La volonté politique est à la hauteur, affirmera le ministre Éric Thill à la clôture de la matinée. D’un échange avec lui et Nadine Erpelding, experte et responsable du dossier et du service de l’inclusion au ministère de la Culture, il ressort que les bases d’un Plan d’action Accessibilité à la culture doivent être concrétisées d’ici la fin 2026. Ce plan devra couvrir toutes les dimensions de l’exclusion culturelle : pour résumer, le handicap, les barrières linguistiques, les inégalités sociales, la précarité administrative et l’éloignement géographique
Aussi bien le ministre que Nadine Erpelding ont reconnu que la communication reste un point faible et majeur à la fois. La manière dont les programmes sont annoncés, traduits, rendus lisibles ou accessibles, conditionne leur réception. On voit la nécessité d’une plateforme numérique, mais aussi sur papier, un agenda-programme clair incluant par exemple les durées des spectacles pour savoir quand et comment repartir chez soi, pour les bénéficiaires de l’Adapto. Le ministre ne cache pas qu’il faudra des jalons bien définis, mais aussi des engagements concrets ainsi que les moyens. Le succès d’une telle entreprise dépendra aussi de la coopération intergouvernementale, avec les ministères de l’Éducation, de la Santé, de la Famille notamment. Nadine Erpelding vise l’implication réelle des publics concernés, notamment les jeunes, les personnes âgées, les publics dits éloignés, les personnes en situation de handicap mais aussi des artistes, des médiateurs et des enseignants pour ne citer qu’eux. Tout le monde devrait se sentir concerné.
En conclusion, il faut une responsabilité collective et une remise aux normes. La culture est un droit et non pas un privilège. Mais pour que ce droit soit effectif, il faut repenser en profondeur son accessibilité. Les Assises culturelles 2025 ont ouvert un espace de parole et de pensée, posé quelques premiers jalons et peut-être, identifié des ressources.

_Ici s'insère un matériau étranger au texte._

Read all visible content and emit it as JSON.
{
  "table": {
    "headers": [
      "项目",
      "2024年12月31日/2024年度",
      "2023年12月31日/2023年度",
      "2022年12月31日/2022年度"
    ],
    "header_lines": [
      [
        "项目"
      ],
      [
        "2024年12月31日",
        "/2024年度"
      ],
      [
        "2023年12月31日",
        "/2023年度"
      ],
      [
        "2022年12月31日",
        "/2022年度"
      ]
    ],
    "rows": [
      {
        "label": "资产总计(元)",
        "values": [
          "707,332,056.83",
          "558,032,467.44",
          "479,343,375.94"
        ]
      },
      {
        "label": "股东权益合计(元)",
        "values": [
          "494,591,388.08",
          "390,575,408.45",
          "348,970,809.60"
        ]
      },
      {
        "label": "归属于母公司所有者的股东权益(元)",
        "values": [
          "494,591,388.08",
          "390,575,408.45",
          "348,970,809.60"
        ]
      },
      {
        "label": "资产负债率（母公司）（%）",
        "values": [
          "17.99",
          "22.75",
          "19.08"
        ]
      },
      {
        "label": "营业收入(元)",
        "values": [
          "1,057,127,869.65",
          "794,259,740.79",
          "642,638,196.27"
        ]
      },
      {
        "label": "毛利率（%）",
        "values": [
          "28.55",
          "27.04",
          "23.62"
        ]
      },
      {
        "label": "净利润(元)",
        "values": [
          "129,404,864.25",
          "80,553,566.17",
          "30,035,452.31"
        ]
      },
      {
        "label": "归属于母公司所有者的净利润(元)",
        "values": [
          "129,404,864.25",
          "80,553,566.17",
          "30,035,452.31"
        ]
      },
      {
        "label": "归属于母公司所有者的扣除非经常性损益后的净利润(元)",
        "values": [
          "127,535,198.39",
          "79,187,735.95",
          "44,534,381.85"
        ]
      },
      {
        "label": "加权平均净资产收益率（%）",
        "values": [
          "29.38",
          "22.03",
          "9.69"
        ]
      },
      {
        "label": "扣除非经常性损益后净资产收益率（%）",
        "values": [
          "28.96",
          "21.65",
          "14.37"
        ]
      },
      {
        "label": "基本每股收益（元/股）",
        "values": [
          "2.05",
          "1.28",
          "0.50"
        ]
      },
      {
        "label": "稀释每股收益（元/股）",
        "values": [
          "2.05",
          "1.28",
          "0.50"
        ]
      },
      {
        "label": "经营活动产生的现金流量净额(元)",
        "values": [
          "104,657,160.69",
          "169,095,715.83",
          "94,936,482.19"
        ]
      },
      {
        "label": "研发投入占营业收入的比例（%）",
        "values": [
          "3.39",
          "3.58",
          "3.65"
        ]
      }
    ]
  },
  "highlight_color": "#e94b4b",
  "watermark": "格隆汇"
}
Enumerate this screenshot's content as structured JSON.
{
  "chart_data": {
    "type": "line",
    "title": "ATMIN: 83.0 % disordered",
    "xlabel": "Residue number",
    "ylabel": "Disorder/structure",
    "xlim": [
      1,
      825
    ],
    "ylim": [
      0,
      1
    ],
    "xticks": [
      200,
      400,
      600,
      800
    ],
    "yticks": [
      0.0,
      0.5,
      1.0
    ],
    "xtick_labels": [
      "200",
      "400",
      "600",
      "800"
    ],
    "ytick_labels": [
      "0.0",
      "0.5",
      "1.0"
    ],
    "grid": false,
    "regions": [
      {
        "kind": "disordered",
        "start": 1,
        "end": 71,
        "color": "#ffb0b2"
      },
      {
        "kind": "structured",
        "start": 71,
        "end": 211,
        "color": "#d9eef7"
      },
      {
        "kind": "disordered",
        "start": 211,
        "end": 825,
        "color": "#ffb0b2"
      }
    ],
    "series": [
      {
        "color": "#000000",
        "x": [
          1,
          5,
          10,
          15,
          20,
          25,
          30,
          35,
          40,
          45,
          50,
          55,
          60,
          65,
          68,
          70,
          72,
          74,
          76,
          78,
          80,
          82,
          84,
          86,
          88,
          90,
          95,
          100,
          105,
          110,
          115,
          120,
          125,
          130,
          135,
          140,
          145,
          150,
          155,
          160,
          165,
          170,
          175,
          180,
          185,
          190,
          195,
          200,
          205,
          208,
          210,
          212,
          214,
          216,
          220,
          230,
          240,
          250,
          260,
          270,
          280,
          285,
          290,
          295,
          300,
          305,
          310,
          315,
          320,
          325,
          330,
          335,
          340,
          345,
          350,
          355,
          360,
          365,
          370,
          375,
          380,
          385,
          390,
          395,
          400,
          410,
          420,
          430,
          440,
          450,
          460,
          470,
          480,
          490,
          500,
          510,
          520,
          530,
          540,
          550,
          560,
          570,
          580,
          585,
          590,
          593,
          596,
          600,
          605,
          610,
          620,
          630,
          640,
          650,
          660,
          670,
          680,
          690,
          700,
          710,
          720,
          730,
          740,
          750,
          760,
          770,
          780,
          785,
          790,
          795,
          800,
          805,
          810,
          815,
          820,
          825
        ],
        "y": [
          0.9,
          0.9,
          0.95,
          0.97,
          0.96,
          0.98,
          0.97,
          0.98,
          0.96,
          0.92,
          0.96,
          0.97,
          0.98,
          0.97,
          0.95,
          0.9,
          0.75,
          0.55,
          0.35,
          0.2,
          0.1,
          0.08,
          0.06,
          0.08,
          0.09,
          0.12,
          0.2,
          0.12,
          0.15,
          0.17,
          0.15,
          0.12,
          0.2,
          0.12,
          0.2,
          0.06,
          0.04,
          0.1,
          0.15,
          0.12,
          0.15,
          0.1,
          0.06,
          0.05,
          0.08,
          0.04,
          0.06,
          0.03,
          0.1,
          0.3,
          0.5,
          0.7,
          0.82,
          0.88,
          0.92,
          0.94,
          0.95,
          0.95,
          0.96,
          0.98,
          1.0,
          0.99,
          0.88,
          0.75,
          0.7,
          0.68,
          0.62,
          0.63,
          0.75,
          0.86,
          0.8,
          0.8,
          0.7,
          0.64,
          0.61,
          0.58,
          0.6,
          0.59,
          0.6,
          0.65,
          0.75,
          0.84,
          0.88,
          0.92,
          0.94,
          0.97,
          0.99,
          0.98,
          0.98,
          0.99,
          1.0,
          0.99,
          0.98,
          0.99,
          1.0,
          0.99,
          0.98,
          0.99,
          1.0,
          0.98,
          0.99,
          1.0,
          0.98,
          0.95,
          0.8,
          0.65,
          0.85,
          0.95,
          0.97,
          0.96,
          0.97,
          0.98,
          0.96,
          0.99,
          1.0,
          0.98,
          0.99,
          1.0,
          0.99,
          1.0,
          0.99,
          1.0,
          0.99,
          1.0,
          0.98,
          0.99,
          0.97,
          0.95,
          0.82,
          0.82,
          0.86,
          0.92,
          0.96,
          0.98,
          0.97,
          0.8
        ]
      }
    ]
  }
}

Mais elles ont aussi mis en lumière l’ampleur du chantier : il ne suffit pas de diagnostiquer, il faut transformer. Cela suppose l’écoute, la transversalité et forcément le courage politique. Cela suppose aussi de reconnaître que les artistes, les administrateurs, les médiateurs, les acteurs du soin ou les pédagogues ne sont pas des prestataires de service, mais des alliés dans un processus de démocratisation culturelle. Et que tous ces métiers existent indépendamment et doivent être pris en compte de cette façon. « Il ne s’agit pas de placer plusieurs casquettes à un artiste par exemple, si celui-ci n’a pas été formé dans le sens d’un médiateur ou d’un pédagogue. Mais le fait d’identifier plus clairement et de prendre en compte le public dans ses besoins et sa diversité, est évidemment important. Il faut que la culture corresponde dans son ensemble aux réalités sociétales » analysera l’artiste performeuse transdisciplinaire belgo-luxembourgeoise et scénographe, Clio van Aerde. On est d’accord.